I am a rookie programmer and I am teaching myself some webscraping. I am trying to make a Python program that returns the direct video download URL from an embedded player by scraping a webpage with selenium.
So here's the relevant html for the webpage:
<video class="vjs_tech" id="olvideo_html5_api" crossorigin="anonymous"></video>
<button class="vjs-big-play-button" type="button" aria-live="polite" title="Play Video" aria-disabled="false"><span class="vjs-control-text">Play Video</span></button>
The video element initially does not have a src attribute. But when I click the above button on my browser, the page seems to run a few javascripts and the video element gets an src attribute. I want to print the contents of this src attribute to the monitor. So this is how I replicated this process in python:
#Clicking the Button
playbutton = driver.find_element_by_tag_name('button')

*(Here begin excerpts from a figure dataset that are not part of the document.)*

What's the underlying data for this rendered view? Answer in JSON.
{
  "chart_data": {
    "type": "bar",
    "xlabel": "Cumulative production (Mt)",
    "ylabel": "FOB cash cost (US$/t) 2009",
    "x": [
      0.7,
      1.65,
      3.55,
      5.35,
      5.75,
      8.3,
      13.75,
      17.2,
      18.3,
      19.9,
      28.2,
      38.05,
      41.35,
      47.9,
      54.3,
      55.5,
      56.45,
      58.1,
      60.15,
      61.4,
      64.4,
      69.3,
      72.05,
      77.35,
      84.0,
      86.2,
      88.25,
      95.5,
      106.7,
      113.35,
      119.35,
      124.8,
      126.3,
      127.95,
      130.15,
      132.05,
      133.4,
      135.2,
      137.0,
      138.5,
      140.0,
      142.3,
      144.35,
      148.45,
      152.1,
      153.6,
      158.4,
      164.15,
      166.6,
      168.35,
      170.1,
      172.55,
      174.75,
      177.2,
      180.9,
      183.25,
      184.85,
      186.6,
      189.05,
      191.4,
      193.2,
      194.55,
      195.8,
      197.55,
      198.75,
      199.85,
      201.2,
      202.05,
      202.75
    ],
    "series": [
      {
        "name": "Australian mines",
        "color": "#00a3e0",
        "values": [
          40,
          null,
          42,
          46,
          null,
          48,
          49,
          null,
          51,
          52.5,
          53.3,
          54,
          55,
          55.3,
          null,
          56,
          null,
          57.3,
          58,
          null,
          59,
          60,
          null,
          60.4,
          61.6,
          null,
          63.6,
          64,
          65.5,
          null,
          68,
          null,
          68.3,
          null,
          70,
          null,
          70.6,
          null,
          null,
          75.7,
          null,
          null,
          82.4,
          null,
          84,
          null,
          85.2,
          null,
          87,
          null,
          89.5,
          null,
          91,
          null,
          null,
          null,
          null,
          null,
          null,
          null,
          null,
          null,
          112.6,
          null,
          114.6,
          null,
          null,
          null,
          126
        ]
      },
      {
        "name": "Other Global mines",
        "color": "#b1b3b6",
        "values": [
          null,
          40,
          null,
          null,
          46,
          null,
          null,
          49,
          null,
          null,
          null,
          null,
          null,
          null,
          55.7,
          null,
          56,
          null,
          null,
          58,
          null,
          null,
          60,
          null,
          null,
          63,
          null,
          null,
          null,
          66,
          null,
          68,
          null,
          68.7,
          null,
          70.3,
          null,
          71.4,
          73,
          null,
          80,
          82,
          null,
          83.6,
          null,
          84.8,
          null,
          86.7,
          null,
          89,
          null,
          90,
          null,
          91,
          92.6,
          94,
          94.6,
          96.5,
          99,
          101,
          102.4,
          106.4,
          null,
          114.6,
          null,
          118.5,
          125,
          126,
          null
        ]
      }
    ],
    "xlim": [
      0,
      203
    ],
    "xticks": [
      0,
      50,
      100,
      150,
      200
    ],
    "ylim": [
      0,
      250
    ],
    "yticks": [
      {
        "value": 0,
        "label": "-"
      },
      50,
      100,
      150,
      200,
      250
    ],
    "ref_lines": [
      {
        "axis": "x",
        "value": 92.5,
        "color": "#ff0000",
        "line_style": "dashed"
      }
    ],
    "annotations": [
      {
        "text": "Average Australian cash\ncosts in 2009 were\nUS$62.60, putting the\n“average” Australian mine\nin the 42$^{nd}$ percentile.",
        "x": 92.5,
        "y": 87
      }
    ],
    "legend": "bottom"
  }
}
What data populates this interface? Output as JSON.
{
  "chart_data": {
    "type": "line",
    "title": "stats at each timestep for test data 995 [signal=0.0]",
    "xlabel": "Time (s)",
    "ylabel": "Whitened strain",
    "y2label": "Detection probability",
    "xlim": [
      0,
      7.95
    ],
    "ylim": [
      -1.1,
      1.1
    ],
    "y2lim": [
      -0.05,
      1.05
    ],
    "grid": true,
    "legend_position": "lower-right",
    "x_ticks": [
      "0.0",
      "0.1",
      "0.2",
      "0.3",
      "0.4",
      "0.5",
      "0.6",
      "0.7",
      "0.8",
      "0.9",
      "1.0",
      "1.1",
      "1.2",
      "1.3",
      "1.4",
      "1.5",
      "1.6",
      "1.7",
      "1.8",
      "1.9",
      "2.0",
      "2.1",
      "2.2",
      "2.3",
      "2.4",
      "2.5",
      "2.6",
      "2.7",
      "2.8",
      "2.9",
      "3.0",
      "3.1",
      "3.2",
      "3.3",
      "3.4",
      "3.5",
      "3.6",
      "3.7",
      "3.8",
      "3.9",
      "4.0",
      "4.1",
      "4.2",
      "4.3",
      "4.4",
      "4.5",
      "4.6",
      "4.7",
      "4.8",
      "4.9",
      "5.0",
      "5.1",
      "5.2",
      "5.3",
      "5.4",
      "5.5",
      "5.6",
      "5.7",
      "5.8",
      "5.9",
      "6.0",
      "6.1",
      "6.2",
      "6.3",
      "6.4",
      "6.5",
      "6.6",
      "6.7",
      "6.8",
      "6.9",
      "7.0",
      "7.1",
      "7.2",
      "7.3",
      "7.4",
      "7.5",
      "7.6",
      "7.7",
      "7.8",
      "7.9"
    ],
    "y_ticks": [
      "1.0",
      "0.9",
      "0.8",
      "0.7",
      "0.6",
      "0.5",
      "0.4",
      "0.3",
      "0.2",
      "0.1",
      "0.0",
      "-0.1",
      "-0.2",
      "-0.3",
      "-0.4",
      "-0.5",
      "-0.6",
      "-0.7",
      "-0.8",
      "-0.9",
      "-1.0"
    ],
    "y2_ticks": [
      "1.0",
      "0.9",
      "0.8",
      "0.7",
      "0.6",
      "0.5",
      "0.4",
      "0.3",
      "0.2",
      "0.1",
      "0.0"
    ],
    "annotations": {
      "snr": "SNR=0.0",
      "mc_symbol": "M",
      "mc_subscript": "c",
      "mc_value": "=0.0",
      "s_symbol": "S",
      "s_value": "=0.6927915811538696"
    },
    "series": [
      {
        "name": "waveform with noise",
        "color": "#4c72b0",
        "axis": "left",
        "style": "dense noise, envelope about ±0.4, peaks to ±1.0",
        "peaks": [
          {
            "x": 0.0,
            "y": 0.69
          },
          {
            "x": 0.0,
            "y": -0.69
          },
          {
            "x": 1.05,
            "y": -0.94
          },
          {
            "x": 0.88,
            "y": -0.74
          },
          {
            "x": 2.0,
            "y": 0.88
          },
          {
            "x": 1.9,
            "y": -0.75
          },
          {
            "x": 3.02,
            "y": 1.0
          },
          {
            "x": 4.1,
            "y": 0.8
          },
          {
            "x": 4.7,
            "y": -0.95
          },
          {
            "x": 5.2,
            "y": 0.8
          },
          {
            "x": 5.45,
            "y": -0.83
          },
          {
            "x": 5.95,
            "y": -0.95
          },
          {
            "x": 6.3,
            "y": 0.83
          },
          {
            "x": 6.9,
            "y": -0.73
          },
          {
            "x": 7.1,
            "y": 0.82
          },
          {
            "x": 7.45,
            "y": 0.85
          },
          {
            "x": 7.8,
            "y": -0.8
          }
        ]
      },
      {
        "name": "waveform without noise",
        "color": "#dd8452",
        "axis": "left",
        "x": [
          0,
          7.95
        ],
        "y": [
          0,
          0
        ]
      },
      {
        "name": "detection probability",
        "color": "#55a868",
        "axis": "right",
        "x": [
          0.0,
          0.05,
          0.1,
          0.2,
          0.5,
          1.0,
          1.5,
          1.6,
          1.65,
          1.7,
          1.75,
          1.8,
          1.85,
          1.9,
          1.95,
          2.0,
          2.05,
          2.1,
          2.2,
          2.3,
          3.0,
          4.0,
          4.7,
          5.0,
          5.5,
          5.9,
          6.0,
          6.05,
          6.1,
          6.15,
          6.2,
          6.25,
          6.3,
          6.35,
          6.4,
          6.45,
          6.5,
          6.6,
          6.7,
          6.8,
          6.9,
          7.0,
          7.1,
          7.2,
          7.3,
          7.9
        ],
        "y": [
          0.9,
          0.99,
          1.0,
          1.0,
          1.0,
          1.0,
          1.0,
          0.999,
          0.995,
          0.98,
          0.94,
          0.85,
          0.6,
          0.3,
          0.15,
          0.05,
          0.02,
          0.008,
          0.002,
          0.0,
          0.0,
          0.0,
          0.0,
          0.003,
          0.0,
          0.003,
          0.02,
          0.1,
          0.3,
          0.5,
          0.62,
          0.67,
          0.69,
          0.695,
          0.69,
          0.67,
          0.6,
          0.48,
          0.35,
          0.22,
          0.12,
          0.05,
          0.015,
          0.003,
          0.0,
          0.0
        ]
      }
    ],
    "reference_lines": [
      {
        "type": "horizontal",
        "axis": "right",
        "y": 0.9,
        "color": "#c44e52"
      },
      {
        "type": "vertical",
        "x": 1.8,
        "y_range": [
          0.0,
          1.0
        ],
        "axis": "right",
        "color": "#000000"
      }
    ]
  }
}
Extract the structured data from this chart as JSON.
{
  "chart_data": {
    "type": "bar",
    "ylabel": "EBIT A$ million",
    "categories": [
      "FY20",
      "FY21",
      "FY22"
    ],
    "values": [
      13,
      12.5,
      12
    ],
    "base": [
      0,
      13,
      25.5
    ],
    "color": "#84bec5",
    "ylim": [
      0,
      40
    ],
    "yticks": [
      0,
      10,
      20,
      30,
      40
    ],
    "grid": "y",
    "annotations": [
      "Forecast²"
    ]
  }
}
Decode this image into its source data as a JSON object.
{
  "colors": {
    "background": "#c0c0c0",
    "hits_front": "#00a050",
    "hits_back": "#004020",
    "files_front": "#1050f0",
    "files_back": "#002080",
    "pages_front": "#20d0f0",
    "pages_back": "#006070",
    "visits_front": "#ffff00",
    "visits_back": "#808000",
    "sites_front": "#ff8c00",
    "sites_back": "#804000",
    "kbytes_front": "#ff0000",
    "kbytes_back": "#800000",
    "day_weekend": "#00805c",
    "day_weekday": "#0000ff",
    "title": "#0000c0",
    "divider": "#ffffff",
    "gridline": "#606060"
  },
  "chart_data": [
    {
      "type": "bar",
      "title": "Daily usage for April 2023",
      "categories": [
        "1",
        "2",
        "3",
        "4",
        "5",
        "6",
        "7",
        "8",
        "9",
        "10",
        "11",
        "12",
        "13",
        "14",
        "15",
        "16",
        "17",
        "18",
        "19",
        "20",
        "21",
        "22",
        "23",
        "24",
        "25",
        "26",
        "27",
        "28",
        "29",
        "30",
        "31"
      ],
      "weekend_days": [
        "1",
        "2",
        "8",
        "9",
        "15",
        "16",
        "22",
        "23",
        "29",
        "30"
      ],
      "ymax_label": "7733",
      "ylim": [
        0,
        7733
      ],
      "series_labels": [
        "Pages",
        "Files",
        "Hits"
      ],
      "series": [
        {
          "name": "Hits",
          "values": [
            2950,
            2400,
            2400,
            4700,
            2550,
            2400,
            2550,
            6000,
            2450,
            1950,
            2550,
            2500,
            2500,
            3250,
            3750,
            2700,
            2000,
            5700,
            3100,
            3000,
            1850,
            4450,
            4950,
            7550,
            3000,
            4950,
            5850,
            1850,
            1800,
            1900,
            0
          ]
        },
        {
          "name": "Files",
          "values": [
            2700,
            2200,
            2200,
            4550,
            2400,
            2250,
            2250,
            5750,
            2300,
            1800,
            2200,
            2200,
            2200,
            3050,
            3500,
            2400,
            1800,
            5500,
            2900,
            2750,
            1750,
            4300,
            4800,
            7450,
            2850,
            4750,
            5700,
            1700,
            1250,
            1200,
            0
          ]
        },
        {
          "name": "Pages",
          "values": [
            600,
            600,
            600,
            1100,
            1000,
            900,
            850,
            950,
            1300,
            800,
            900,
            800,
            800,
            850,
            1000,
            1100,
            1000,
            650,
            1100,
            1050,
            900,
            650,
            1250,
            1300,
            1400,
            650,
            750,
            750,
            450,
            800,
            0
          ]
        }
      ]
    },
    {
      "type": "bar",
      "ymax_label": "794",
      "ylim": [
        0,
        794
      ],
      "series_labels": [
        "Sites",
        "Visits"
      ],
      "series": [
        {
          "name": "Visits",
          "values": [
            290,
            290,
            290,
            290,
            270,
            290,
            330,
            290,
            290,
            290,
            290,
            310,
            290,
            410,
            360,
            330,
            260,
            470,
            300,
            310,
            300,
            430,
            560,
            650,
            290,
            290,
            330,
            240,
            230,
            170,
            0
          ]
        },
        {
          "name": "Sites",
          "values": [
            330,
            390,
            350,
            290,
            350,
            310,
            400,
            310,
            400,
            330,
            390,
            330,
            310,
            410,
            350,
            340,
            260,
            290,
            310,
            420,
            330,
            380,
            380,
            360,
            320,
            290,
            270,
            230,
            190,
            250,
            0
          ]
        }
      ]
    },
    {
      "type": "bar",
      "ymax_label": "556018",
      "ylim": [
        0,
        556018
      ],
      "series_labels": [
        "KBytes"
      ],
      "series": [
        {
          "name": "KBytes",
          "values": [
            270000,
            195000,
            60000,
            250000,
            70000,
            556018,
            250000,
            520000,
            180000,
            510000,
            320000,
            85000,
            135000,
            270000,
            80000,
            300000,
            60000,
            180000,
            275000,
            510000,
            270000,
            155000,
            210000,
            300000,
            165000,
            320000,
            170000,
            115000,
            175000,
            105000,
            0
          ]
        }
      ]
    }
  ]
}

playbutton.send_keys(Keys.RETURN)
#Selecting the Video Element
wait = WebDriverWait(driver, 5)
video = wait.until(EC.visibility_of_element_located((By.TAG_NAME, 'video')))
#Printing the details of the Video Element
print "Class: ", video.get_attribute("class")
print "ID: ", video.get_attribute("id")
print "SRC: ", video.get_attribute("src")
The output looks like this:
Class: vjs_tech
ID: olvideo_html5_api
SRC:
As you can see, I can get the 'class' and 'id' info accurately but the 'src' tag always returns empty. But if I use Chrome to open the site and click the button manually, I can see that the src field gets populated as expected.
What am I doing wrong? How can I get the src attribute to show up in my output?
(Im using Selenium with ChromeDriver on Python27.)